И теперь прямо на их пути высился Куаху.
– Жанна, ma chérie[55], не бойся! – ободряюще прокричал Гастон сидящей перед ним жене. – Вон Куаху, его край под водой, там и проскочим! Держи малютку Жанну покрепче!
Каноэ мчалось к затопленному краю Куаху. От удара лодочка развернулась боком, и женщину, сжимающую в объятиях малышку, выбросило на Куаху. Стремительно, будто у него выросла лишняя пара рук и ног, Гастон Руже перебрался к жене и дочери и отчаянно прижал их к своей груди, а разом полегчавшее каноэ нырнуло в поток, унося с собой запас провизии, ружье и одеяла.
Глядя на уплывающую лодку, Гастон еще крепче сжал в объятиях Жанну и малышку, и тут его поразила ужасная догадка: там, где они оказались, им придется просидеть много дней, а вместе с каноэ уплыли хлеб и мясо, без которых не выжить. Он вскочил на ноги и неожиданно увидел огромную лесную кошку, прижавшуюся к торчащему бревну, а за ней на куче плавника – настороженно застывших Светлячка и Молниеносного.
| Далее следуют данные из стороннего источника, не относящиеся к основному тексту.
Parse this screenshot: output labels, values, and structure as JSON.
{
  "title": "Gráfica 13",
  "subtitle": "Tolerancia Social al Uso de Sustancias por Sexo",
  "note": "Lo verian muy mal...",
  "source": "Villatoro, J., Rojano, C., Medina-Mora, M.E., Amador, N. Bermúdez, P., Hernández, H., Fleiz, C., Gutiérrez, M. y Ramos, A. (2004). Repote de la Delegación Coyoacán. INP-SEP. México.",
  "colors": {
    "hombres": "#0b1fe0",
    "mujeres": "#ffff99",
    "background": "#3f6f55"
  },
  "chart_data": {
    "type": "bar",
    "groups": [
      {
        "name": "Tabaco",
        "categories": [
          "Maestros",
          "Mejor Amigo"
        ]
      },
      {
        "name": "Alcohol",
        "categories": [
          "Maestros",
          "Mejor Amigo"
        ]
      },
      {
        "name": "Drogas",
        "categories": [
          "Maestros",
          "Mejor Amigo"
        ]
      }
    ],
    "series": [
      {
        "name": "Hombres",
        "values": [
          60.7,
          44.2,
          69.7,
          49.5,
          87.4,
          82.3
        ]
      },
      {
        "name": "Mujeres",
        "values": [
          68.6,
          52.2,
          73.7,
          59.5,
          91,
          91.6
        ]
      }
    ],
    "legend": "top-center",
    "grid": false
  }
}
Его рука сама потянулась к единственному оставшемуся у него оружию – ножу на поясе, и леденящая душу тревога отступила, ибо в этих трех существах он увидел то, что считал безвозвратно утерянным, – многодневный запас пищи.
– Слава богу! – воскликнул он, опытным охотничьим взглядом продолжая следить за рысью, собакой и волком. – Какое счастье, что нас выбросило на Куаху, моя милая Жанна, какое счастье!
Глава XV
По прихоти капризной судьбы волнующее приключение за несколько минут обернулось надвигающейся катастрофой. Молниеносный и Светлячок сразу же почувствовали в рыси смертельного врага. Большую же кошку, следящую за ними со своего наблюдательного поста, трясло от желания вцепиться в горло колли.
В основе побуждений всех троих лежал голод. Требовательнее всего он говорил в исхудавшей рыси. Молниеносному же он еще не подсказал, что Пайсью – добыча, которую можно убить и съесть, и все же бесстрашие и не до конца оформившееся желание утолить голод удерживали его на месте, в то время как Светлячок настойчиво звала его обратно. Он готов был сразиться с любым существом из плоти и крови, за исключением человека, а припавшая к бревну Пайсью только и выжидала, когда между ними сократится расстояние. Но это ожидание нарушил человек.